La cour écarte la résiliation aux torts de l’employeur en raison de l’absence de faute suffisamment grave. Elle retient que le salarié et ses collègues ont maintenu un climat d’opposition après l’annonce de reprise. Les juges relèvent notamment le refus du retour de la directrice générale les 3 et 14 septembre 2009. Ils constatent que ces obstacles répétés sont « constitutifs d’une entrave à la liberté de travail et d’une faute d’un salarié refusant de se soumettre à l’autorité du supérieur hiérarchique ». La cour estime que le défaut de mise en route du réseau informatique ne constitue pas une mesure de rétorsion.
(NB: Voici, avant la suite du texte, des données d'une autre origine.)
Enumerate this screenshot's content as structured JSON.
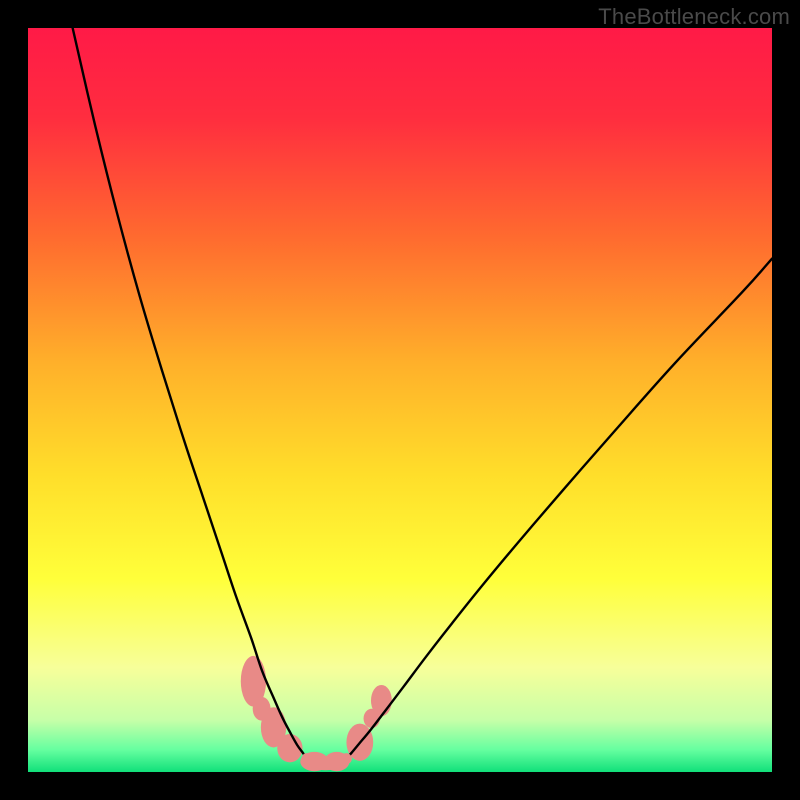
{
  "watermark": "TheBottleneck.com",
  "chart_data": {
    "type": "line",
    "title": "",
    "xlabel": "",
    "ylabel": "",
    "xlim": [
      0,
      100
    ],
    "ylim": [
      0,
      100
    ],
    "background_gradient": {
      "stops": [
        {
          "offset": 0.0,
          "color": "#ff1a47"
        },
        {
          "offset": 0.12,
          "color": "#ff2d3f"
        },
        {
          "offset": 0.28,
          "color": "#ff6a2f"
        },
        {
          "offset": 0.45,
          "color": "#ffb02a"
        },
        {
          "offset": 0.6,
          "color": "#ffde2a"
        },
        {
          "offset": 0.74,
          "color": "#ffff3a"
        },
        {
          "offset": 0.86,
          "color": "#f7ff9a"
        },
        {
          "offset": 0.93,
          "color": "#c7ffa8"
        },
        {
          "offset": 0.97,
          "color": "#66ffa0"
        },
        {
          "offset": 1.0,
          "color": "#11e07a"
        }
      ]
    },
    "series": [
      {
        "name": "left-curve",
        "color": "#000000",
        "x": [
          6.0,
          9.0,
          12.0,
          15.0,
          18.0,
          21.0,
          23.5,
          26.0,
          28.0,
          30.0,
          31.5,
          33.0,
          34.2,
          35.3,
          36.2,
          37.0,
          37.5
        ],
        "y": [
          100.0,
          87.0,
          75.0,
          64.0,
          54.0,
          44.5,
          37.0,
          29.5,
          23.5,
          18.0,
          13.5,
          10.0,
          7.3,
          5.2,
          3.6,
          2.5,
          1.8
        ]
      },
      {
        "name": "right-curve",
        "color": "#000000",
        "x": [
          42.8,
          43.5,
          44.5,
          46.0,
          48.0,
          50.5,
          53.5,
          57.0,
          61.0,
          66.0,
          72.0,
          79.0,
          87.0,
          96.0,
          100.0
        ],
        "y": [
          1.8,
          2.6,
          3.8,
          5.6,
          8.2,
          11.5,
          15.5,
          20.0,
          25.0,
          31.0,
          38.0,
          46.0,
          55.0,
          64.5,
          69.0
        ]
      },
      {
        "name": "bottom-band",
        "color": "#e88a87",
        "x": [
          37.5,
          38.5,
          39.5,
          40.5,
          41.5,
          42.8
        ],
        "y": [
          1.8,
          1.2,
          1.0,
          1.0,
          1.2,
          1.8
        ]
      }
    ],
    "markers": [
      {
        "shape": "blob",
        "cx": 30.3,
        "cy": 12.2,
        "w": 3.4,
        "h": 6.8,
        "color": "#e88a87"
      },
      {
        "shape": "blob",
        "cx": 31.4,
        "cy": 8.5,
        "w": 2.4,
        "h": 3.2,
        "color": "#e88a87"
      },
      {
        "shape": "blob",
        "cx": 33.0,
        "cy": 6.0,
        "w": 3.4,
        "h": 5.4,
        "color": "#e88a87"
      },
      {
        "shape": "blob",
        "cx": 35.2,
        "cy": 3.2,
        "w": 3.4,
        "h": 3.8,
        "color": "#e88a87"
      },
      {
        "shape": "blob",
        "cx": 38.5,
        "cy": 1.4,
        "w": 3.8,
        "h": 2.6,
        "color": "#e88a87"
      },
      {
        "shape": "blob",
        "cx": 41.5,
        "cy": 1.4,
        "w": 3.4,
        "h": 2.6,
        "color": "#e88a87"
      },
      {
        "shape": "blob",
        "cx": 44.6,
        "cy": 4.0,
        "w": 3.6,
        "h": 5.0,
        "color": "#e88a87"
      },
      {
        "shape": "blob",
        "cx": 46.2,
        "cy": 7.2,
        "w": 2.2,
        "h": 2.6,
        "color": "#e88a87"
      },
      {
        "shape": "blob",
        "cx": 47.5,
        "cy": 9.6,
        "w": 2.8,
        "h": 4.2,
        "color": "#e88a87"
      }
    ]
  }
}
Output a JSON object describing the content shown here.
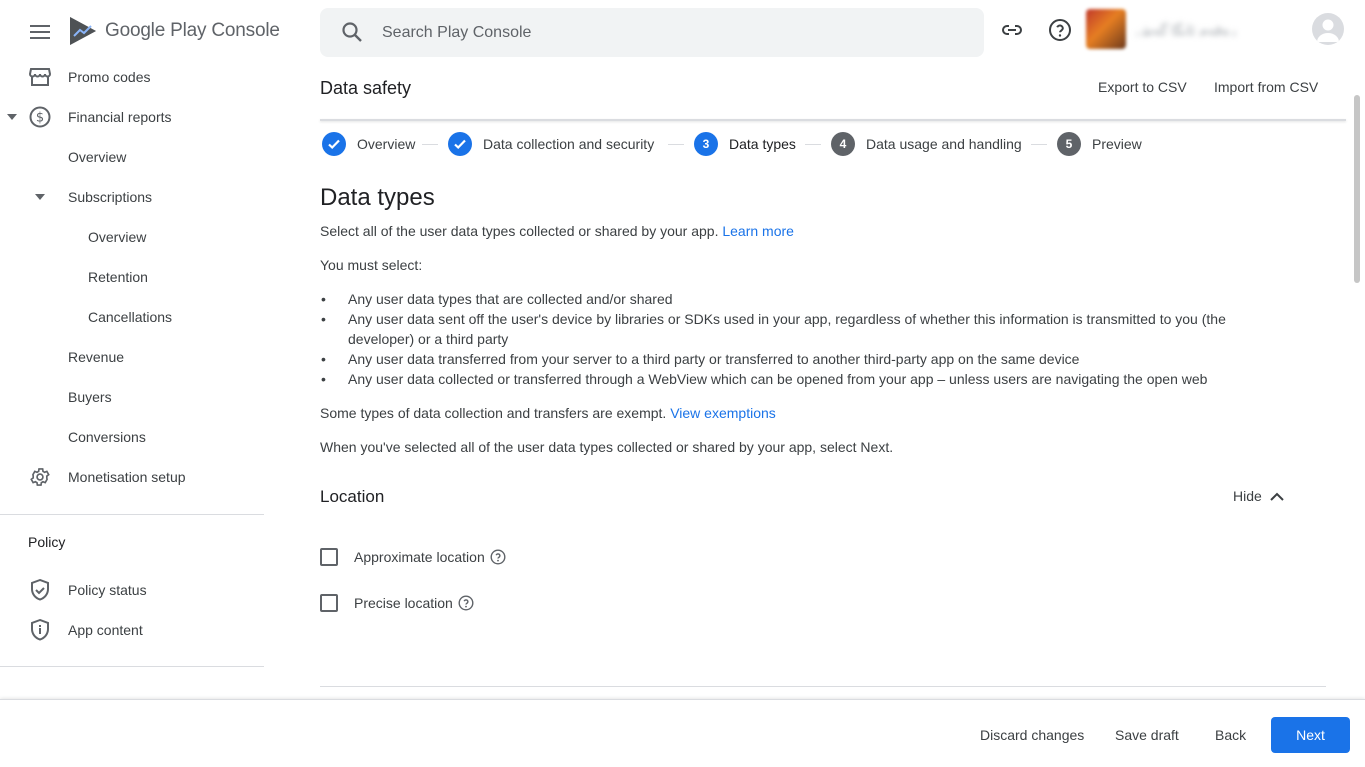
{
  "brand": {
    "name_first": "Google Play",
    "name_second": "Console"
  },
  "sidebar": {
    "items": [
      {
        "label": "Promo codes",
        "icon": "store-icon"
      },
      {
        "label": "Financial reports",
        "icon": "dollar-circle-icon"
      },
      {
        "label": "Overview"
      },
      {
        "label": "Subscriptions"
      },
      {
        "label": "Overview"
      },
      {
        "label": "Retention"
      },
      {
        "label": "Cancellations"
      },
      {
        "label": "Revenue"
      },
      {
        "label": "Buyers"
      },
      {
        "label": "Conversions"
      },
      {
        "label": "Monetisation setup",
        "icon": "gear-icon"
      }
    ],
    "policy_section": "Policy",
    "policy_items": [
      {
        "label": "Policy status",
        "icon": "shield-check-icon"
      },
      {
        "label": "App content",
        "icon": "shield-info-icon"
      }
    ]
  },
  "search": {
    "placeholder": "Search Play Console",
    "value": ""
  },
  "topbar": {
    "link_icon": "link-icon",
    "help_icon": "help-circle-icon",
    "developer_name": "رەقەم ئابگا گەش"
  },
  "page": {
    "title": "Data safety",
    "export_label": "Export to CSV",
    "import_label": "Import from CSV"
  },
  "stepper": [
    {
      "num": "1",
      "label": "Overview",
      "state": "done"
    },
    {
      "num": "2",
      "label": "Data collection and security",
      "state": "done"
    },
    {
      "num": "3",
      "label": "Data types",
      "state": "active"
    },
    {
      "num": "4",
      "label": "Data usage and handling",
      "state": "todo"
    },
    {
      "num": "5",
      "label": "Preview",
      "state": "todo"
    }
  ],
  "content": {
    "heading": "Data types",
    "intro": "Select all of the user data types collected or shared by your app. ",
    "learn_more": "Learn more",
    "must_select": "You must select:",
    "bullets": [
      "Any user data types that are collected and/or shared",
      "Any user data sent off the user's device by libraries or SDKs used in your app, regardless of whether this information is transmitted to you (the developer) or a third party",
      "Any user data transferred from your server to a third party or transferred to another third-party app on the same device",
      "Any user data collected or transferred through a WebView which can be opened from your app – unless users are navigating the open web"
    ],
    "exempt_text": "Some types of data collection and transfers are exempt. ",
    "view_exemptions": "View exemptions",
    "when_done": "When you've selected all of the user data types collected or shared by your app, select Next."
  },
  "location": {
    "title": "Location",
    "hide_label": "Hide",
    "options": [
      {
        "label": "Approximate location",
        "checked": false
      },
      {
        "label": "Precise location",
        "checked": false
      }
    ]
  },
  "footer": {
    "discard": "Discard changes",
    "save": "Save draft",
    "back": "Back",
    "next": "Next"
  },
  "colors": {
    "accent": "#1a73e8",
    "text": "#3c4043",
    "muted": "#5f6368",
    "divider": "#dadce0"
  }
}
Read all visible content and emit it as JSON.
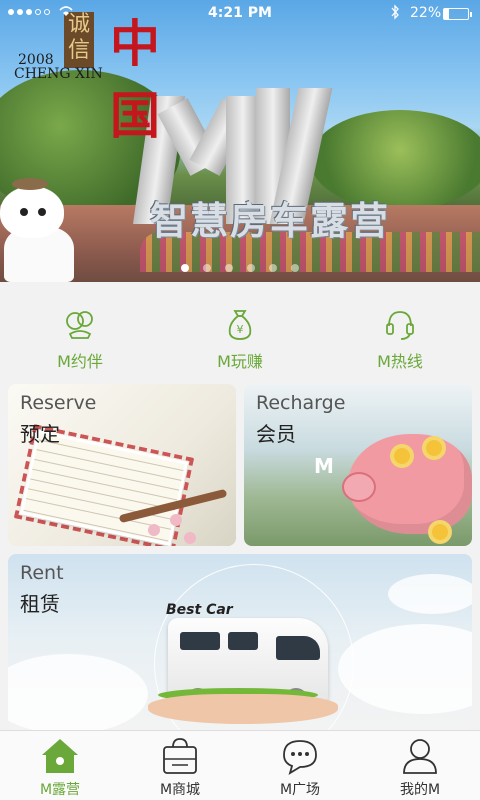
{
  "status_bar": {
    "time": "4:21 PM",
    "battery_percent": "22%",
    "battery_level": 0.22
  },
  "banner": {
    "logo_year": "2008",
    "logo_name": "CHENG XIN",
    "logo_box_text": "诚信",
    "logo_red_text": "中国",
    "sign_text": "智慧房车露营",
    "page_count": 6,
    "active_page": 0
  },
  "quick_actions": [
    {
      "label": "M约伴",
      "icon": "friends-icon"
    },
    {
      "label": "M玩赚",
      "icon": "money-bag-icon"
    },
    {
      "label": "M热线",
      "icon": "headset-icon"
    }
  ],
  "cards": {
    "reserve": {
      "en": "Reserve",
      "zh": "预定"
    },
    "recharge": {
      "en": "Recharge",
      "zh": "会员"
    },
    "rent": {
      "en": "Rent",
      "zh": "租赁",
      "badge": "Best Car"
    }
  },
  "tabs": [
    {
      "label": "M露营",
      "icon": "home-icon",
      "active": true
    },
    {
      "label": "M商城",
      "icon": "shopping-bag-icon",
      "active": false
    },
    {
      "label": "M广场",
      "icon": "chat-icon",
      "active": false
    },
    {
      "label": "我的M",
      "icon": "user-icon",
      "active": false
    }
  ],
  "colors": {
    "accent_green": "#6aa83a",
    "tab_active": "#6aa83a"
  }
}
Elle motive cette position par l’impossibilité pour la direction d’assurer la maintenance durant l’occupation des locaux. L’arrêt souligne aussi des actes d’empiètement sur les prérogatives patronales. Il cite la convocation de réunions par les salariés et l’établissement de documents sans autorisation. La cour en déduit que l’employeur n’a commis qu’un simple défaut de paiement pour une courte période. Elle juge que ce manquement « ne revêt pas de gravité suffisante justifiant la résiliation judiciaire du contrat de travail ». Cette analyse restrictive de la faute de l’employeur s’inscrit dans une jurisprudence exigeante. La solution protège l’autorité de l’employeur face à des agissements collectifs perturbateurs.

L’arrêt dénie tout droit au salaire après la date de reprise conflictuelle en l’absence de subordination effective. La cour constate que le salarié, « ayant refusé avec les autres salariés grévistes, notamment à compter du 1er septembre 2009, de travailler sous l’autorité de la directrice générale », ne peut réclamer son salaire. Elle fonde son raisonnement sur l’absence d’exécution des obligations contractuelles sous la direction et le contrôle de l’employeur. Les juges relèvent également que le salarié « ne justifie pas de l’accomplissement des prestations de travail liées à sa qualification ». Cette exigence de preuve pèse lourdement sur le salarié dans un contexte de blocage. La cour valide ainsi implicitement la suspension du contrat de travail due à la persistance du conflit. Elle écarte par ailleurs la qualification de lock-out, y voyant un simple transfert d’activité rendu nécessaire. Cette solution est sévère pour le salarié qui se présentait pour travailler. Elle consacre une forme de mise à l’écart du salarié sans procédure de licenciement. La portée de l’arrêt est significative pour les conflits du travail complexes. Il rappelle que la reprise formelle du travail ne suffit pas à rétablir le contrat si l’attitude des salariés en neutralise l’exécution.

Source : Cour de cassation – Base Open Data « Judilibre » & « Légifrance ».